Liberale da Verona et Girolamo da Cremona
Le séjour à Sienne des deux enlumineurs de la région du Pô, Liberale da Verona et Girolamo da Cremona, fut un événement important pour l’évolution de la peinture dans les dernières décennies du siècle. Liberale arriva en 1466 et, peu de temps après, commença l’enluminure de certains manuscrits pour l’Œuvre de Dôme. Il déploya dans ce travail toutes les facettes de son brillant talent. Ainsi, ses figures animées d’une grande énergie et la variété inépuisable de leurs poses sont uniques à niveau local. Girolamo da Cremona, élève d’Andrea Mantegna, eut une influence tout aussi profonde durant son séjour à Sienne entre 1470 et 1472. Sa manière se caractérise par une conception des figures bien plus solide et bien plus concrète, par une observation minutieuse des données de la nature et par une mise en page très claire.
L’allégorie du Vent est dominée par une teinte bleu foncé. La manière de Liberale ne comporte pratiquement aucune référence du gothique tardif. Si l’on compare son style à celui des feuilles peintes par Girolamo, on constate qu’il dépend moins de l’inspiration et de la fantaisie.
Dans cette originale scène d’intérieur, deux amoureux jouent aux échecs (le jeune homme serait sur le point de faire échec et mat à la jeune femme). Ce panneau fait partie d’un fragment de coffre de mariage et il aurait été attribue aux deux peintres Liberale da Verona et Girolamo da Cremona.
Le Sodoma
Giovan Antonio Bazzi, dit le Sodoma (Vercelli 1477- Sienne 1549), subit en même temps l’influence des peintres siennois de naissance et de formation, et celle du Pérugin. Il naquit à Vercelli en 1477, et vint en Toscane en 1503. Avant cela, il avait fait de riches expériences à Milan où se trouvait Léonard et où il avait peint à fresque le réfectoire du monastère Santa Anna in Camprena (près de Pienza). Ses débuts à Sienne sont marqués par le tableau sur bois avec « l’Allégorie de l’Amour céleste ». Après avoir achevé le vaste cycle avec les fresques des Scènes de la vie de saint Benoît de Luca Signorelli, sur les murs du cloître de l’abbaye de Monteoliveto Maggiore (1505-1508), le Sodoma se rendit à Rome. Alors qu’il s’occupait de la décoration du plafond de la Chambre de la Signature du Vatican qui était restée inachevé et que Raphaël avait terminée, il entra en contact avec le Pérugin. Il revint ensuite à Sienne en 1510 et ne s’éloigna que de temps en temps de sa ville d’élection où il rivalisa avec Beccafumi pour se partager la primauté en peinture. Sa Descente de la Croix date de cette période. Au fil des ans, les commandes publiques et privées qui se succédèrent devinrent de plus en plus prestigieuses. À propos du Sodoma, Vasari dans ses « Vies » écrit « qu’il n’avait jamais vu personne exprimant les sentiments mieux que lui », et pourtant il n’avait jamais été tendre à son égard, et l’avait injustement traité tour à tour de « bête », de « malhonnête », de « licencieux » et de « capricieux ». L’artiste, lui, continua à peindre jusqu’à sa mort en 1549. Il se montra pourtant moins ouvert aux stimulations qui venaient de l’extérieur sans tenir compte de l’évolution de l’art de son époque.
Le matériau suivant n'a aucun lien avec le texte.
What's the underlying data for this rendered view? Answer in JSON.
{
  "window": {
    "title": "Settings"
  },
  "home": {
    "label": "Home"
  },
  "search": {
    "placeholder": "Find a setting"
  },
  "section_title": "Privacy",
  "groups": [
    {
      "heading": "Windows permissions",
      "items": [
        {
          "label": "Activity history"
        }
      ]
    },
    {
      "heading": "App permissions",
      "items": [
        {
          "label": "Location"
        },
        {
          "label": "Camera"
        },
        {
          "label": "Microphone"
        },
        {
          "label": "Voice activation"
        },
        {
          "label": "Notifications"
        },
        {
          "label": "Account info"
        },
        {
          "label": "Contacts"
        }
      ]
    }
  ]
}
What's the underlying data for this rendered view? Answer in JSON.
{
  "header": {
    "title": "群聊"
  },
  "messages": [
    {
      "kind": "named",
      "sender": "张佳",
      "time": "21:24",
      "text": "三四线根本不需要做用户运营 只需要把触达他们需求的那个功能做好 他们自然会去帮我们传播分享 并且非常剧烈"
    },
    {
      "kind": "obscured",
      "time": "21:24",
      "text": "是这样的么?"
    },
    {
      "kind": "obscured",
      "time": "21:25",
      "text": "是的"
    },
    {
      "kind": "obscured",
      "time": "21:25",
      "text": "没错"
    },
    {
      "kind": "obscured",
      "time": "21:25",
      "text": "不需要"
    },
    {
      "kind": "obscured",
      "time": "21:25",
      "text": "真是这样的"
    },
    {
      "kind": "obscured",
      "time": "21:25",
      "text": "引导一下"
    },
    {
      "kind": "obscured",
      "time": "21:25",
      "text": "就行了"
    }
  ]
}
Cette peinture provient de la chapelle Cinuzzi de l’église Saint-François et se trouve actuellement à la Pinacothèque. Elle représente le premier résultat accompli de la fusion du classicisme avant la lettre du Pérugin et de Raphaël avec la culture d’origine lombarde. Les larges rechampissages chromatiques des drapés sont à l’origine d’accords et de contrastes de tonalité jusque-là tout à fait inédits pour la peinture siennoise.
L’oratoire de Saint Bernardin
La décoration de la chapelle supérieure de l’oratoire Saint-Bernardin, occupée par la compagnie de Sainte Marie des Anges, constitue l’ensemble le plus extraordinaire du XVIe siècle siennois. Il est d’ailleurs resté tel qu’il était à l’époque et il est relativement bien conservé. On commença sa décoration en 1496 et on y travailla pendant une vingtaine d’années. Lorsqu’elle fut achevée, on commanda aux plus grands peintres de l’époque (le Sodoma, Beccafumi et Girolamo del Pacchia), le cycle de fresques avec les épisodes de la vie de la Vierge. Domenico Beccafumi s’occupa de deux épisodes, le Mariage et la Mort, qui étaient déjà achevés en décembre 1518. On y perçoit les indices d’un talent mur et original au niveau des figures allongées de manière caractéristique, de la variété précieuse des couleurs et de la qualité des étoffes admirablement rendues. Les résultats très importants que Beccafumi a obtenus avec ces fresques on a souvent mise en rapport avec les nouveautés florentines de la période et, en particulier, avec la manière de Rosso. Entre 1517 et 1518, le Sodoma réalisa les trois figures des saints, la Présentation de Marie au Temple et le Couronnement de la Vierge. On perçoit immédiatement des évocations de fraîche date de Raphaël dans la Présentation qui se déroule sous une colonnade aérée rappelant le style de Bramante et structurée avec un respect méticuleux, peut-être un peu conventionnel, de la symétrie de la composition. La partie prise en charge par Sodoma dans la décoration de l’Oratoire est quantitativement la plus importante. L’artiste se trouve alors au sommet de sa gloire. Sodoma avait probablement peint les tableaux pour la compagnie de Saint-Bernardin en 1518, alors même qu’il travaillait par le compte d’Agostino Chigi à la Farnesina.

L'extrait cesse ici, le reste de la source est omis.